Vesta, like Earth, is composed of rock in its crust and mantle, and it has an iron core. Because of its large size (for an asteroid) and because Vesta has a crust, mantle and core, it is considered a planetesimal. Planetesimals are building blocks out of which planets form. Earth formed by accretion of several such planetesimals. "Vesta was on the way to becoming an Earth-like planet, too, but planet formation stopped along the way there early in the history of our solar system," Klimczak said. "Therefore, studying Vesta helps us understand the very early days of our planetary neighborhood and how our own planet formed."
Klimczak is co-author on a new study that examines the large-scale troughs and impact basins on Vesta.
What created those giant troughs on Vesta?
Vesta was hit by two other large asteroids which left large impact craters so big they cover most of the southern hemisphere of Vesta. These impacts are thought to have ejected rocky material into space. Some of these rocks reached Earth as meteorites so scientists now have actual rock samples from Vesta to study its geochemistry.
"Rock properties are influenced by environmental conditions like surrounding stresses and the presence of water," said Jupiter Cheng, doctoral candidate in the department of geography and co-author on the study. "Since Vesta is much smaller than Earth, or even the moon, it has a weaker gravity, and rock would deform differently near the surface than what we see on Earth."
According to Cheng, one big question is what triggered the formation of these large troughs. The two troughs are concentric around the two massive impact basins, Rheasilvia and Veneneia, respectively, and widely considered to be simultaneously formed by the impact events, though this assumed age relationship has never been tested before.

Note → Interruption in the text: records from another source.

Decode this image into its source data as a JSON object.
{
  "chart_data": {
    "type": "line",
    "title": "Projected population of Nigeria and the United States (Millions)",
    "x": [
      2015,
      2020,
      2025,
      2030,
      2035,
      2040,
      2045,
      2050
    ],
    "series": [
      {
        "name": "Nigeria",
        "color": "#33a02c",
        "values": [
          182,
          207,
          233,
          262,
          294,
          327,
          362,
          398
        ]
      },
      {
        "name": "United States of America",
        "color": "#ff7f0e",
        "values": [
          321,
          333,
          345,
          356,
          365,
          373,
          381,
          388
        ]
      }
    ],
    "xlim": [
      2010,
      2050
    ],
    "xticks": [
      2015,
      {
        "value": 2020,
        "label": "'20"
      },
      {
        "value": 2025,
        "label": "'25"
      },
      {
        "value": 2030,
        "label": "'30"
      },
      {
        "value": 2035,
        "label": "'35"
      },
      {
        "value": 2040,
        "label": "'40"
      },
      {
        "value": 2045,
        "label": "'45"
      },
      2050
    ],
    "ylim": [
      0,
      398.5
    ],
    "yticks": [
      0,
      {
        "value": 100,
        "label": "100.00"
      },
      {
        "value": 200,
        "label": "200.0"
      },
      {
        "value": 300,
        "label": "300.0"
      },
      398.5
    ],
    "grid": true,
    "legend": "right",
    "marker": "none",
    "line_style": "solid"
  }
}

"Our work used crater counting methods to explore the relative age of the basins and troughs," Cheng said. Crater counting is a common method for estimating the age of a planet's surface, a method based upon the assumptions that when a piece of planetary surface is new, then it has no impact craters; impact craters accumulate after that at a rate that is assumed known.
"Consequently, counting the number of craters of various sizes in a given area allows us to determine how long they have accumulated and, consequently, how long ago the surface formed," she said. "Our result shows that the troughs and basins have a similar number of the crater of various sizes, indicating they share a similar age. However, the uncertainties associated with the crater counts allow for the troughs to have formed well after the impacts.
The origin of the troughs has long been a point of conjecture within the scientific community. Klimczak hopes their new geologic evidence can promote a more-durable theory about the troughs on Vesta.
The study is published in the September issue of the journal Icarus.
A new theory is proposed in an upcoming paper
"The leading hypothesis suggests that these troughs are fault-bounded valleys with a distinct scarp on each side that together mark the down-drop (sliding) of a block of rock. However, rock can also crack apart and form such troughs, an origin that has not been considered before," said Cheng, who is investigating the origin of the troughs as part of her dissertation at UGA.
"Our calculations also show that Vesta's gravity is not enough to induce surrounding stresses favorable for sliding to occur at shallow depths, instead, the physics shows that rocks there are favored to crack apart," she said. "Therefore, the formation of these troughs must involve the opening of cracks, which is inconsistent with the leading hypothesis in the scientific community. Taken all together, the overall project provides alternatives to the previously proposed trough origin and geological history of Vesta, results that are also important for understanding similar landforms on other small planetary bodies elsewhere in the solar system."